HarveySchlumpfenburger · 08/04/2015 21:23

I think it's partly obsession with data and partly poor subject knowledge in the case of the PSC.

Anyone who knew what they were doing wouldn't try to improve the psc results by teaching using alien words. The fact that they are might suggest there could be an issue with their initial teaching, which could in turn explain why they need to improve their psc results. It's a bit of a catch 22.

maizieD · 08/04/2015 22:50

@Really Tired

How did your 5 year old know that she was being tested? Did the teacher tell the class?

And I agree with everyone who has said that learning 'alien words' is a completely useless exercise.

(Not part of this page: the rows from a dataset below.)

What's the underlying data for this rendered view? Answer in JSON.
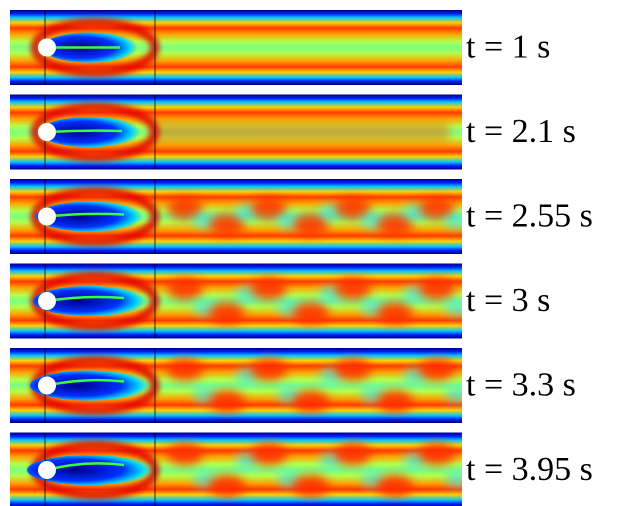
{
  "panels": [
    {
      "label": "t = 1 s"
    },
    {
      "label": "t = 2.1 s"
    },
    {
      "label": "t = 2.55 s"
    },
    {
      "label": "t = 3 s"
    },
    {
      "label": "t = 3.3 s"
    },
    {
      "label": "t = 3.95 s"
    }
  ]
}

What really annoys me is that children might really be switched off by a diet of 'alien words' when they should be putting their phonic knowledge to use, and getting invaluable practice, in reading proper text. And of course, 'phonics' will be to blame for the switch off.Angry

Are some teachers really so completely dim that they can't understand that 6 y olds are going to encounter 100s & 1,00s of unknown (alien?) words over the course of their school lives (and possibly beyond) and it just isn't necessary to deliberately make them read made up ones. As long as they know their correspondences and can decode and blend they'll be fine.